The virtual art exhibition called Ekphrasis was opened by Papri Ghosh, principal of Indian School Al Ghubra who relished going through each painting as she had read most of the books that served as an inspiration for the paintings. She especially loved Shalini Varma’s interpretation of A Thousand Splendid Suns by Khaled Hosseni.

Khursheed says, “As a child, I remember how illustrations in the story books transported me to magical worlds and faraway lands. Then when I started reading novels, I often missed illustrations which were such an essential part of this process. The absence of illustrations often fueled my imagination and I always fantasised how the author would have conceptualised the story, the various scenes and characters.
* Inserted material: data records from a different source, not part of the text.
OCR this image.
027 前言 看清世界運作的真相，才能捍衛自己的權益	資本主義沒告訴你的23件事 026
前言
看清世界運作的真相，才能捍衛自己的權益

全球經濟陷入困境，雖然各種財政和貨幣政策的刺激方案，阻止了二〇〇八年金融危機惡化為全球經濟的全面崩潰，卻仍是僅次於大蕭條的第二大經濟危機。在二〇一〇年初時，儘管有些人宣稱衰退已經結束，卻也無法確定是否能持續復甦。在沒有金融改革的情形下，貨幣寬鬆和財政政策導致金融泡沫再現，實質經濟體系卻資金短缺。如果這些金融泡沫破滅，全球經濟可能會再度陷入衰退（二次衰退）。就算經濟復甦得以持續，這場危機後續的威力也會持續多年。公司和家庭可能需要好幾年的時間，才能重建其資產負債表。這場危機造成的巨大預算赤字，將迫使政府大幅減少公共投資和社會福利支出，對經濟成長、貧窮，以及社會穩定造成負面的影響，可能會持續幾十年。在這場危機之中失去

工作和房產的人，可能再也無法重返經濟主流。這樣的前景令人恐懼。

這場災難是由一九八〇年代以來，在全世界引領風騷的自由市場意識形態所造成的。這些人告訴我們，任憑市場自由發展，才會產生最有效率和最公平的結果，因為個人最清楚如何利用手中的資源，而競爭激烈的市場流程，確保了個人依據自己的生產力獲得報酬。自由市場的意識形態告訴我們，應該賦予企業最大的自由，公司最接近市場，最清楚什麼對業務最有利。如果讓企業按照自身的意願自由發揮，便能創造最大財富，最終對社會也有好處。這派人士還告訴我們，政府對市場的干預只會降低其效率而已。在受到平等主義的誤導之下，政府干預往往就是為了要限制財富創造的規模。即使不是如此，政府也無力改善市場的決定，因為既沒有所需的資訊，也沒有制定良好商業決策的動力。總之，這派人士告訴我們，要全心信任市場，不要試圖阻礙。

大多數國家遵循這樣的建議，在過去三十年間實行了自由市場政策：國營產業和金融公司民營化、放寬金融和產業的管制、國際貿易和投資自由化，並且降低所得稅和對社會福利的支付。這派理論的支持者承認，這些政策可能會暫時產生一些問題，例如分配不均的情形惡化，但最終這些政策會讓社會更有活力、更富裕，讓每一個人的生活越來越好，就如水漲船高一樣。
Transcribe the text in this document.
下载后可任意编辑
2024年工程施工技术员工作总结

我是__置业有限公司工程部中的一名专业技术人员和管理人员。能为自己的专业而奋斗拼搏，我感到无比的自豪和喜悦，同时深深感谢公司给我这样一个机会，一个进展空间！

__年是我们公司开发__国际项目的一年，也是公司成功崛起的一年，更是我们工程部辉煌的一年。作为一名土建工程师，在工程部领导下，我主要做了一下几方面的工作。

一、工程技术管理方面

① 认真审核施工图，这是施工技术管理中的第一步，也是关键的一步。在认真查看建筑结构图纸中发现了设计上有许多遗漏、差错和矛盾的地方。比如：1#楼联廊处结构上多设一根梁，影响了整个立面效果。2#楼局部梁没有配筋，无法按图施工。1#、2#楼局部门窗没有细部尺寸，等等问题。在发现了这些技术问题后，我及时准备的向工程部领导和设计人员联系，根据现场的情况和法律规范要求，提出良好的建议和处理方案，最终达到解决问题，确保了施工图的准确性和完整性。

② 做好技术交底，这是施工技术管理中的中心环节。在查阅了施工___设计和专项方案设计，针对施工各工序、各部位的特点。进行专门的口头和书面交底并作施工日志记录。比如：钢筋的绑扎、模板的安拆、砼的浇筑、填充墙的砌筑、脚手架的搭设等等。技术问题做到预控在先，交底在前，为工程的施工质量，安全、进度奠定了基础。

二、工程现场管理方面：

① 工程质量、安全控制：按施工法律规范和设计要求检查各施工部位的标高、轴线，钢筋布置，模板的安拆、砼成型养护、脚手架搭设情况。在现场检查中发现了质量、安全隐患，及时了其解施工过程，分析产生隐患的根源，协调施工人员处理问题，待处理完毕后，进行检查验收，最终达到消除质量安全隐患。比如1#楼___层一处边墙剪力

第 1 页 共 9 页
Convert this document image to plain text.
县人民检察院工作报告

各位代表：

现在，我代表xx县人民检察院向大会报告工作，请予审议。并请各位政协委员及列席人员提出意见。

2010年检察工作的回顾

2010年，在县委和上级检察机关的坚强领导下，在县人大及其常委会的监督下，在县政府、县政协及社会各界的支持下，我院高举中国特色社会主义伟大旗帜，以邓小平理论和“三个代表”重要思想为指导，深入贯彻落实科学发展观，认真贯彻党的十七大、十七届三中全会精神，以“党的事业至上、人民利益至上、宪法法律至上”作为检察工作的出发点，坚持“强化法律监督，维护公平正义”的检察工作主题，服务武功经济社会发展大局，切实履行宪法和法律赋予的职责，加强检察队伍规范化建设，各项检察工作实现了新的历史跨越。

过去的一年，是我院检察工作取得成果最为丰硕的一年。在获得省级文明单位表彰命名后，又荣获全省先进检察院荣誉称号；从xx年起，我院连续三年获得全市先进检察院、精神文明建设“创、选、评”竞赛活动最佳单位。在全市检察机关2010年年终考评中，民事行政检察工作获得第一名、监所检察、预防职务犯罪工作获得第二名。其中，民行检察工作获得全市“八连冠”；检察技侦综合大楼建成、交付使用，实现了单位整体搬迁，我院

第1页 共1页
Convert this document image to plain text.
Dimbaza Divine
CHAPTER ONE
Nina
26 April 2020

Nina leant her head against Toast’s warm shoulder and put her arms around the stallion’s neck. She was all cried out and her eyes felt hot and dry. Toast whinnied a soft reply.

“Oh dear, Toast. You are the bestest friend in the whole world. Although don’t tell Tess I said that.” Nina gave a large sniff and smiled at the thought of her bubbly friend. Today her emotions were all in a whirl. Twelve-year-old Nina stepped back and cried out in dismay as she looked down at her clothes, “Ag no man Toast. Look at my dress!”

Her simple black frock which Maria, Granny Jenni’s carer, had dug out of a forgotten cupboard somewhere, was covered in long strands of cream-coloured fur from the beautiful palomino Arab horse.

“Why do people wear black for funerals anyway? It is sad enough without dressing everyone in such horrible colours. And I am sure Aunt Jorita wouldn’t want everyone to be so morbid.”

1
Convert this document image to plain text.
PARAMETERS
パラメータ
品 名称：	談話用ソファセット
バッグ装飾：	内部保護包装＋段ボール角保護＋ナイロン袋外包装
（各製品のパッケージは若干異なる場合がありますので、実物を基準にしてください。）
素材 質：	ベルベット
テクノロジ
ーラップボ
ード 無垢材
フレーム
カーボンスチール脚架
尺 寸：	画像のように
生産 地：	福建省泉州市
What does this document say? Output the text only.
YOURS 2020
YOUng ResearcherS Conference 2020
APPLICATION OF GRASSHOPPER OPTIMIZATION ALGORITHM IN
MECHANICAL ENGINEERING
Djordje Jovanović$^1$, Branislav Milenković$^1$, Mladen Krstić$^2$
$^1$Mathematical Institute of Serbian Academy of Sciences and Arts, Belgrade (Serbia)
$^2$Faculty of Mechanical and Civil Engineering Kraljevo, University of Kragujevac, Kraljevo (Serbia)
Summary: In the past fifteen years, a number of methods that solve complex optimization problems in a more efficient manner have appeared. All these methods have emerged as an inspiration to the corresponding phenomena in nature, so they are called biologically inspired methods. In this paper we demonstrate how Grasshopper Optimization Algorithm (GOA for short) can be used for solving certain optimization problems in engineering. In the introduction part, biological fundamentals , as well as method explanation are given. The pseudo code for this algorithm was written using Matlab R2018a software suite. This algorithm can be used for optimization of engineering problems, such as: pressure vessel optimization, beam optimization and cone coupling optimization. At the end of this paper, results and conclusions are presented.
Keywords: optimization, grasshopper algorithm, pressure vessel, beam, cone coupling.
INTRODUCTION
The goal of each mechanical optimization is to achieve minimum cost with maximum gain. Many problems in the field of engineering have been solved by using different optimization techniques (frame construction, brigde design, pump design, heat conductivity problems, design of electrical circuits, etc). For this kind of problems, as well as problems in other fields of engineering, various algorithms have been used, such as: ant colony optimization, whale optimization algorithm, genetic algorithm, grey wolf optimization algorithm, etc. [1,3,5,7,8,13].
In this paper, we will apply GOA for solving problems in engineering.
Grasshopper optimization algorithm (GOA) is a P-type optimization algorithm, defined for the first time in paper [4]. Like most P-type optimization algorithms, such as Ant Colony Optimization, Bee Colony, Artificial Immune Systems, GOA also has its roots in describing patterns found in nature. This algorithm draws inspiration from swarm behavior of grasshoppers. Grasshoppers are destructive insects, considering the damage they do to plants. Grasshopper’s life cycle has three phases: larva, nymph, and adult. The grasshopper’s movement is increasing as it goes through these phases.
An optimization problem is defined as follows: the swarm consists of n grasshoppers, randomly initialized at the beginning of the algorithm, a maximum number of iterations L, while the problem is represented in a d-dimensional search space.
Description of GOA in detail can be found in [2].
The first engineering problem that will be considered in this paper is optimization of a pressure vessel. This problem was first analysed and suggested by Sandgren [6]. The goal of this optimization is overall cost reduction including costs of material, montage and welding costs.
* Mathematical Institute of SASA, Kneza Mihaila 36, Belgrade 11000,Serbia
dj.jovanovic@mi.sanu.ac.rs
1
“It is fascinating to me as an artist who enjoys both the visual and written arts, to see how painting and literary works can combine. The most magnificent cross-disciplinary manifestations are often inspired by art that crosses boundaries. Therefore, when I was asked to curate a virtual art exhibition for Rangrez, I chose a literary theme. The unique quality of literature is its ability to ignite the imagination of readers, allowing them to interpret the mood, the characters and the settings of the story.” Here are some of the entries

Khursheed Raja

The Overstory by Richard Powers

Opening lines or this engrossing, multi-generational tale:

“Now is the time of the chestnuts. People are hurling stones at the giant trunks. The nuts fall all around them in a divine hall. It happens in countless places this Sunday, from Georgia to Maine. Up in Concord, Thoreau takes part. He feels he is casting rocks at a sentient being, with a duller sense than his own, yet still a blood relation. Old trees are our parents, and our parents’ parents, perchance. If you would learn the secrets of Nature, you must practice more humanity.”

Sushmita Gupta

Sister of my Heart by Chitra Bannerjee Divakaruni

Opening lines or this moving story of two cousins:

“They say in the old tales that the first night after a child is born, the Bidhata Purush comes down to earth himself to decide what its fortune is to be. That is why they bathe babies in sandalwood water and wrap them in soft red malmal, the colour of luck. That is why they leave sweetmeats by the cradle. Silver-leafed sandesh, dark pantuas floating in golden syrup, jilipis orange as the heart of a fire, glazed with honey-sugar. If the child is especially lucky, in the morning it will all be gone.”

Reji Chandy

Master of the Game by Sidney Sheldon

Opening lines of this well-planned story:

The large ballroom was crowded with familiar ghosts come to help celebrate her birthday. Kate Blackwell watched them mingle with the flesh-and-blood people, and in her mind, the scene was a dreamlike fantasy as the visitors from another time and place glided around the dance floor with the unsuspecting guests in black tie and long, shimmering evening gowns.

Shalini Varma

A Thousand Splendid Suns by Khaled Hossieni

Opening lines of this very popular book:

“Mariam was five years old the first time she heard the word ‘harami’.”

It happened on a Thursday. It must have, because Mariam remembered that she had been restless and preoccupied that day, the way she was only on Thursdays, the day Jalil visited her at the Kolba.

Aparna Deshmukh

To the Lighthouse by Virginia Woolf

Opening lines of this book begins with a conversation:

“Yes, of course, if it’s fine tomorrow,” said Mrs. Ramsay. “But you will have to be up with the lark,” she added.

To her son these words conveyed an extraordinary joy, as if it were settled, the expedition was bound to take place, and the wonder to which he had looked forward, for years and years it seemed, was, after a night’s darkness and a day’s sail, within touch.

Shashi Hemant

The Count of Monte Cristo by Alexandre Dumas

Opening lines or the story begins as follows:

On the 24th of February, 1815, the lookout of Notre-Dame de la Garde signaled the three- master, the Pharaon, from Smyrna, Trieste, and Naples.

As usual, a pilot put off immediately, and rounding the Château d’If, got on board the vessel between Cape Morgion and the Isle of Rion.